TOKİ'nin üç ana hedef tespit ettiğini söyleyebiliriz: İlki kentsel dönüşüm çerçevesinde gecekondulardan kurtulan kentin 'modern bir yüz'e kavuşturulması; ikincisi depreme dayanıklı yapılar üretme çerçevesinde risk altında yaşayanlara TOKİ konutlarından öncelik tanınması; üçüncüsü sosyal barış çerçevesinde 'İstanbulluluk bilinci'ni geliştirip hayat standartlarının yükseltilmesine çalışılması.
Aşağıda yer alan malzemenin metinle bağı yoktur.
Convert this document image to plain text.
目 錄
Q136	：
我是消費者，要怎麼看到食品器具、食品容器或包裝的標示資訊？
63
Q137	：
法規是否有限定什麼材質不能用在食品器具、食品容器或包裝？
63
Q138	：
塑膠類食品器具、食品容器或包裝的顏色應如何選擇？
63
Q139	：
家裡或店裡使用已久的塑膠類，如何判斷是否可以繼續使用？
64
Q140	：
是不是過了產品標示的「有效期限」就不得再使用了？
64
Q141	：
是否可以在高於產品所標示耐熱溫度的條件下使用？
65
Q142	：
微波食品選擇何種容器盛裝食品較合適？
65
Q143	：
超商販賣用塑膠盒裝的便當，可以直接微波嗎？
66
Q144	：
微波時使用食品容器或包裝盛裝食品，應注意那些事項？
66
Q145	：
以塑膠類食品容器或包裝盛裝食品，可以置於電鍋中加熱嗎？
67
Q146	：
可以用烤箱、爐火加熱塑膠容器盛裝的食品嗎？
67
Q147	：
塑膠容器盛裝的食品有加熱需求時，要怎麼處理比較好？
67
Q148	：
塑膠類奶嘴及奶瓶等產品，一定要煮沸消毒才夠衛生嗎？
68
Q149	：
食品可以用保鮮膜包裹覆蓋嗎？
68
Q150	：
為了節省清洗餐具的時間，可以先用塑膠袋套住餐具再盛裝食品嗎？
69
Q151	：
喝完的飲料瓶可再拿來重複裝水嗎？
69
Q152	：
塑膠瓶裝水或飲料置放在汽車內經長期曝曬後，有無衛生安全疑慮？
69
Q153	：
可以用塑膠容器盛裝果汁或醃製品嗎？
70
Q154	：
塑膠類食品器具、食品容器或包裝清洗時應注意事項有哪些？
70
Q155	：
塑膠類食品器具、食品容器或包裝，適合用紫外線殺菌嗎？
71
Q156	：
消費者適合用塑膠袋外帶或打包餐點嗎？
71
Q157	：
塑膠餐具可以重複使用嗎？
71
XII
Her üç hedef de önemlidir, belli ki üzerinde düşünülerek tespit edilmişlerdir. Pekiyi, TOKİ, ürettiği toplu konutlarla bu üç hedefi ne kadar gerçekleştirmiştir: 1) Gecekondular üzerinden kentsel dönüşüm yapılırken, kent 'modern bir yüz' kazandı mı? Bizim modelimiz geleneksel şehrin modern fizik ve sosyal mekâna transferi mi olmalı, yoksa İkinci Dünya Savaşı şartlarında Batı'da şehirlerin çeperinde evsizler, göçmenler ve sığınmacılar için düşünülmüş sosyal konut/toplu konut mu? 2) İstanbul'u bekleyen en büyük tehlike muhtemel bir depremdir. Tehlike konutların yapıldığı şehir dışındaki kırsalda değil, şehrin kalbinde söz konusudur. Bugünkü şehir nüfusunun belki yüzde 80'ini yıkacak bir depreme karşı tedbir böyle mi alınır? 3) Her biri birer getto görüntüsü veren kibrit kutusu konutların olduğu mekânda nasıl şehir kültüründen söz edilebilir? Mesela Başak konutları İstanbul'un bir parçası sayılır mı?

Şehir kültürü ve bize ait olan medeniyet tasavvurundan yoksun bu konut politikası, geleceğin dünyasının içine girdiği gelişme dinamiğine de aykırıdır.